# British Columbia in late September



## bkerns (Sep 5, 2011)

I am staying at Fairmont Riverview third week in September. How should I pack? What should I expect from the weather?  I plan to do some hiking. Thanks for any suggestions.


----------



## AKE (Sep 5, 2011)

Rain and coolish temperatures so if you are hiking then bring all-weather gear.


----------



## Meow (Sep 5, 2011)

*Fairmont Weather*

You can never predict the weather. September can be beautiful in the Columbia Valley.  During the day you may have days hitting the high 70's F.  It will cool down in the evenings, approching the the mid 30's F. Bring appropriate gear for hiking in the mountains.  You may encounter snow squalls, sleet, rain or scorching heat.  Be prepared and enjoy yourself.  Be sure to venture into Kootenay Nat'l Park.  Marble Canyon for a short stroll or Stanley Glacier for a great day hike.


----------



## Meow (Sep 5, 2011)

*Dining in the Area*

Just a post script. We were there last week.  
We had a great dinner at the Hoodoo Grill, just a few miles South of Fairmont.  Ask for one of Cory's special cocktails - he is their prime server and their mixologist.  He creates unique and tasty cocktails. (The Hoodoos is another short hike - trailhead is just off the highway - the Fairmont activity desk will give you directions or you can join them on one of their organized hikes.)
On the outskirts of Invermere, try the Eagle Ranch Golf Resort for lunch or dinner on their outdoor patio.  The views are outstanding and the food is superior.
Just across the Highway, behind the grocery store in Fairmont, try Tony's - he puts out some great Greek food - eat in or take out.


----------



## Aussie girl (Sep 5, 2011)

Tony's maybe closed by the end of September.

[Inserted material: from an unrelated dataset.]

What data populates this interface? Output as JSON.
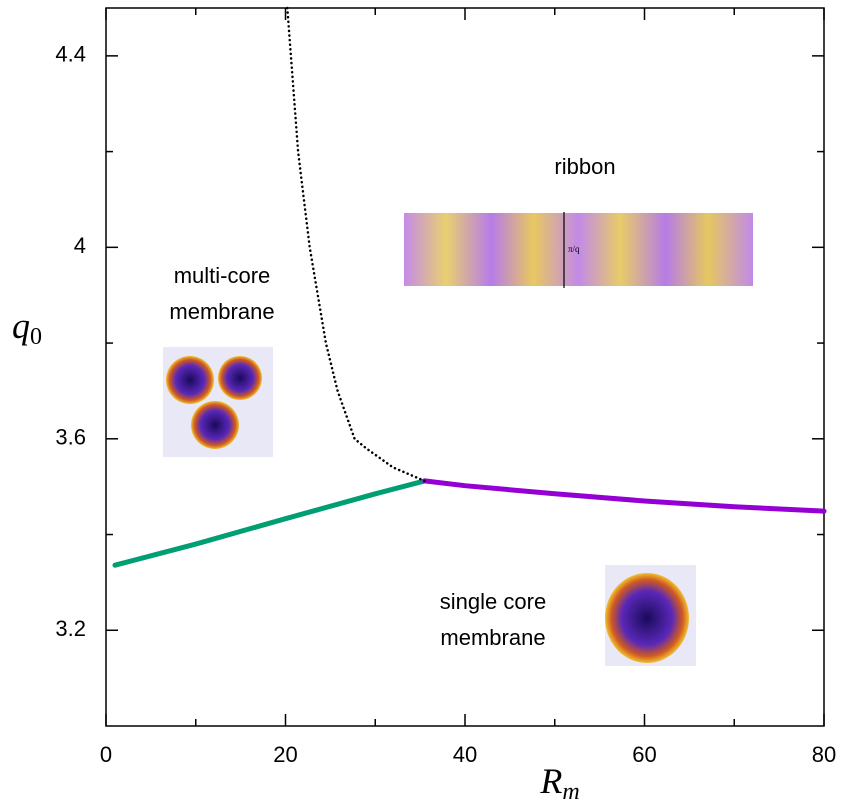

Quite a few places close down after this weekend.

Love this area at that time of year. We had some snow in the mountains last week. We also like the Strand restaurant in Invermere. 

Mornings will be cool, day temps should be wonderful. We have golfed until November at Fairmont in the past.


----------



## bkerns (Sep 7, 2011)

*Thanks All*

Big help. Can't wait to go!


----------